Aternative bracketing like [* ... *] for generator expressions

Playing with bracketing syntax goes off the rails, opening up too much to blue-sky syntactic exploration. I'm making a narrow-scoped proposal here, and staying within the scope of existing practice. There's precedent for (...) in Python and left-to-right in F#/C#.

Using { ... } for generator expressions

Pretty-looking, but again I'm not interested in syntactic innovation here.
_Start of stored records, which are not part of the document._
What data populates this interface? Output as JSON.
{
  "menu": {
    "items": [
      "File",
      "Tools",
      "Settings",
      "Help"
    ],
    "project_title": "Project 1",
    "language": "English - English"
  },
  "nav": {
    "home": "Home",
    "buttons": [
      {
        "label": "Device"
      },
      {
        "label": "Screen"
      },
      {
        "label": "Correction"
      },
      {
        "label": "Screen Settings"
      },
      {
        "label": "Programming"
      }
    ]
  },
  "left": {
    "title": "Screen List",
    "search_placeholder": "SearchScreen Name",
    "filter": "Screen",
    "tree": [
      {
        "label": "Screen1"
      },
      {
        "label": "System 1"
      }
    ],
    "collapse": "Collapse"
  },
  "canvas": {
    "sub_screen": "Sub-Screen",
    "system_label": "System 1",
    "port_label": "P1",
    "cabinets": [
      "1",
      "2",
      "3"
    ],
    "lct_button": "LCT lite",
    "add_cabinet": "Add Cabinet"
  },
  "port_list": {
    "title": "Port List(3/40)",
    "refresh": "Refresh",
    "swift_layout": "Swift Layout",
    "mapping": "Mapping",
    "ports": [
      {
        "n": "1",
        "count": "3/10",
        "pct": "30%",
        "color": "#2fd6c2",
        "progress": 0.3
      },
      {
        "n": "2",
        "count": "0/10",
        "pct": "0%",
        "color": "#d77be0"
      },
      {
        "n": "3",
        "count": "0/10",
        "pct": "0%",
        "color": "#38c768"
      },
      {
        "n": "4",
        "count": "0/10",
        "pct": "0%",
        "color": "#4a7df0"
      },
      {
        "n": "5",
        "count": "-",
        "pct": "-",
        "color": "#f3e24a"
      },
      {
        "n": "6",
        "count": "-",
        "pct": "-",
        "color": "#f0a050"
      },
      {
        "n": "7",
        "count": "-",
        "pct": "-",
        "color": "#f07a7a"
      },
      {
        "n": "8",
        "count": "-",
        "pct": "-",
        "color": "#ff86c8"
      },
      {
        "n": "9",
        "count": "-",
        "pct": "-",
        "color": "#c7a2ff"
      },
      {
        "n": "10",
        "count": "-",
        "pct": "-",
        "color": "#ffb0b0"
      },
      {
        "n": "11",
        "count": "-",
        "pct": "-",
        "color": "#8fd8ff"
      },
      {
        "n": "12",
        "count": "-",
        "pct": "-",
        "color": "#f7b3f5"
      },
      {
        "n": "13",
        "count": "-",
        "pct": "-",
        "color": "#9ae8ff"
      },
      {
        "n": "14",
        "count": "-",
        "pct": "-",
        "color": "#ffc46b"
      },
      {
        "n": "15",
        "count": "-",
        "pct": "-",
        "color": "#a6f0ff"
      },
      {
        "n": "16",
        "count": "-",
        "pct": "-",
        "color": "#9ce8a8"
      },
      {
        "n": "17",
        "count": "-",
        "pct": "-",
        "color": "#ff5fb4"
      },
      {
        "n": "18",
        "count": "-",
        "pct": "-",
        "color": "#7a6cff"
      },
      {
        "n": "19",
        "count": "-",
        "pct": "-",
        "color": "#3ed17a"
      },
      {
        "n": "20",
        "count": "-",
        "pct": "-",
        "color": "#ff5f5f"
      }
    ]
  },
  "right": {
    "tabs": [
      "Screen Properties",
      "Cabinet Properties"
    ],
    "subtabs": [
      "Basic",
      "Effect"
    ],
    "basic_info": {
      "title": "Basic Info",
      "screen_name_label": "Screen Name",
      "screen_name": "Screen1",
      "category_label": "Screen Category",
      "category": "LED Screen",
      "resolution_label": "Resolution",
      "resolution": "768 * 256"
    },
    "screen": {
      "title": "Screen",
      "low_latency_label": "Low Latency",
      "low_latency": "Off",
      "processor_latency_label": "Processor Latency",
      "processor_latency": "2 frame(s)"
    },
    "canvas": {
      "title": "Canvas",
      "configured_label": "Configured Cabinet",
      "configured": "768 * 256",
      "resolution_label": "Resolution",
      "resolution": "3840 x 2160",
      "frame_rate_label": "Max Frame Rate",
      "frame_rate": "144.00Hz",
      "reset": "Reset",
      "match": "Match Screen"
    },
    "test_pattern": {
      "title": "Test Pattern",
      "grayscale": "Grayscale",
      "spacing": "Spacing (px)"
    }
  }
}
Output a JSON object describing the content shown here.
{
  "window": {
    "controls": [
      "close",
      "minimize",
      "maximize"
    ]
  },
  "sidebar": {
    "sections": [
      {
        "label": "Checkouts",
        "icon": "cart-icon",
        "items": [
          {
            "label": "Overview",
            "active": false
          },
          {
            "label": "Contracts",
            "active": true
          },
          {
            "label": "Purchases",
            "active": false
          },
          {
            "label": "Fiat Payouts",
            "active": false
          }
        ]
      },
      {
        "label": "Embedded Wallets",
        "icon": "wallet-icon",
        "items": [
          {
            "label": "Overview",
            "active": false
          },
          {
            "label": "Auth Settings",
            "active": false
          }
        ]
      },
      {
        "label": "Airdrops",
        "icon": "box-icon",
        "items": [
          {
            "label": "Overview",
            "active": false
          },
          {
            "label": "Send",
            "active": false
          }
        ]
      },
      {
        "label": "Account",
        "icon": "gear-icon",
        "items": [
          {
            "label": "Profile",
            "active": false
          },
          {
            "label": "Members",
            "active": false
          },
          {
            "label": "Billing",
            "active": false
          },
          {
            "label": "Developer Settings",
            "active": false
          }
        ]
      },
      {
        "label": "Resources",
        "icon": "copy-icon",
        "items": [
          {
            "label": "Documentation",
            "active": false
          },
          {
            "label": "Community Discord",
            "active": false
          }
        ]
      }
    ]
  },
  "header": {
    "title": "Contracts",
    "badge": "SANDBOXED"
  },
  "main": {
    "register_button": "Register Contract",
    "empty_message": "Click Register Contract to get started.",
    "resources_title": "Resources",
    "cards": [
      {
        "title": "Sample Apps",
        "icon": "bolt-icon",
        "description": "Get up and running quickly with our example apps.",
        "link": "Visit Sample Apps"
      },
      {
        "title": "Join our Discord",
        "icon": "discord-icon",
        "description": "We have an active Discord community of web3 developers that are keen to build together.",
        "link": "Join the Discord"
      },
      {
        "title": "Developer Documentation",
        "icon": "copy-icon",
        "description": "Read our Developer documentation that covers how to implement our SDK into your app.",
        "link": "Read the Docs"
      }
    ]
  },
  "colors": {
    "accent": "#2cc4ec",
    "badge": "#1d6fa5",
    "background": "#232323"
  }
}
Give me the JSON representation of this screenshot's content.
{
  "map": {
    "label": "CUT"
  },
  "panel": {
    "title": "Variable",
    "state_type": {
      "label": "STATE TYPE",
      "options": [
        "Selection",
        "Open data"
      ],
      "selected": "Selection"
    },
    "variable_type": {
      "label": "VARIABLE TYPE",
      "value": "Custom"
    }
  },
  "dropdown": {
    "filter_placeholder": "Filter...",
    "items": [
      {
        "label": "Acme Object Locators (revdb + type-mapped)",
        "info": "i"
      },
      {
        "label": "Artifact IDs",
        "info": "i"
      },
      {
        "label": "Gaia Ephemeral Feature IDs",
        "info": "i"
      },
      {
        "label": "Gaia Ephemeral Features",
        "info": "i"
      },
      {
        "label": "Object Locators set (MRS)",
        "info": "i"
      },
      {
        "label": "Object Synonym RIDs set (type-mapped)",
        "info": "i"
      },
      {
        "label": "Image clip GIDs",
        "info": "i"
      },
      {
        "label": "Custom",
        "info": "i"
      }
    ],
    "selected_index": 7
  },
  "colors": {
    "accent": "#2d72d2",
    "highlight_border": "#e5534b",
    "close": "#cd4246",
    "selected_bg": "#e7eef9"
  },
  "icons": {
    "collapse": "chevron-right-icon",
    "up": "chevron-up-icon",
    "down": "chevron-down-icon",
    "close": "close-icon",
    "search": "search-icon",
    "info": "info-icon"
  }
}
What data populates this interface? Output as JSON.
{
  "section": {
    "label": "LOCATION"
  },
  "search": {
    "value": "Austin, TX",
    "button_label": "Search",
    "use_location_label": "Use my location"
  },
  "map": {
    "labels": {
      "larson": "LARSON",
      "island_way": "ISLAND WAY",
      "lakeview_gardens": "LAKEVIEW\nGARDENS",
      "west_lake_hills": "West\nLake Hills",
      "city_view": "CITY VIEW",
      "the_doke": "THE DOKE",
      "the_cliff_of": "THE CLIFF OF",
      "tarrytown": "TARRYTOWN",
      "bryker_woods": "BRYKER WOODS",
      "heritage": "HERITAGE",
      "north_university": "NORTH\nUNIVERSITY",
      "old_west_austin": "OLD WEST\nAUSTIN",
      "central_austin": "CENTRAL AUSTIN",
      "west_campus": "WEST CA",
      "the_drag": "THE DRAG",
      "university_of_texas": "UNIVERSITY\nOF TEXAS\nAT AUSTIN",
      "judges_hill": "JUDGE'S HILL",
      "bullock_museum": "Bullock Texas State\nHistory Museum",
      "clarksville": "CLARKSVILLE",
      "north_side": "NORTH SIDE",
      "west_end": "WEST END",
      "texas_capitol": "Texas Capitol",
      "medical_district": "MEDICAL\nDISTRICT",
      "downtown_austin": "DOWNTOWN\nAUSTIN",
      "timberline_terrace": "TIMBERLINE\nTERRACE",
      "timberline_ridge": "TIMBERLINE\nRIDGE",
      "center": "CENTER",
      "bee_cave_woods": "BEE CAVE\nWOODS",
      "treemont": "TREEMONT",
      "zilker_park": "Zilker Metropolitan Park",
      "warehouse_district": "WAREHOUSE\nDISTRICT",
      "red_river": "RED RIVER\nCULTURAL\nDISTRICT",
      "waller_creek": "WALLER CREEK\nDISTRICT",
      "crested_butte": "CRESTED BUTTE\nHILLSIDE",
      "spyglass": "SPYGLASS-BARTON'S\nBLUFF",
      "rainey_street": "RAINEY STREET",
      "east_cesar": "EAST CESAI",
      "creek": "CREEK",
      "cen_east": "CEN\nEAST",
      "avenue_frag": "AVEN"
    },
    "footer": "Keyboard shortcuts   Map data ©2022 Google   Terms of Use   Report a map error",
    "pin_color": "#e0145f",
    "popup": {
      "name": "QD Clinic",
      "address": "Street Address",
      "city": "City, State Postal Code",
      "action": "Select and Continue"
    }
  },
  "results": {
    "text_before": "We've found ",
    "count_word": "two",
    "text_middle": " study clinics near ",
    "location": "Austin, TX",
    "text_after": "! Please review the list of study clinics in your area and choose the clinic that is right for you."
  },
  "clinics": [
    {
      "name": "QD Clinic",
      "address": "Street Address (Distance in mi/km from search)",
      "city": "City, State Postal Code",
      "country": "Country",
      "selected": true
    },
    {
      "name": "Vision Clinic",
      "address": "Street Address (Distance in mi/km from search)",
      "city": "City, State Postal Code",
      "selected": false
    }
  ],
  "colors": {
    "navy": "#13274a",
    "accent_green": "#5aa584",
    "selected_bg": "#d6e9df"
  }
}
And anyway it requires several tokens of lookahead since { for() { } } is a valid object literal, which is fragile in the face of potential future extensions to object literal syntax.


ArrayLiteral           ::= ... | "[" Comprehension "]"
PrimaryExpression      ::= ... | "(" Comprehension ")"
Comprehension          ::= ForComprehensionClause ComprehensionClause* Expression
ComprehensionClause    ::= ForComprehensionClause
                        |  IfComprehensionClause
ForComprehensionClause ::= "for" "(" LHSExpression "of" Expression ")"
IfComprehensionClause  ::= "if" "(" Expression ")"


I eliminated the special case exception for the Arguments non-terminal that allows generator expressions to remain unparenthesized, because this is controversial and arguably bad style anyway.

I also eliminated let clauses because it's unclear what the best syntax should be: parenthesized let clauses don't exist in ES6, and this approach doesn't accommodate paren-free. Besides, SpiderMonkey has had comprehensions without let for a while and hasn't had any complaints. So adding let clauses would be deferred for reconsideration post-ES6.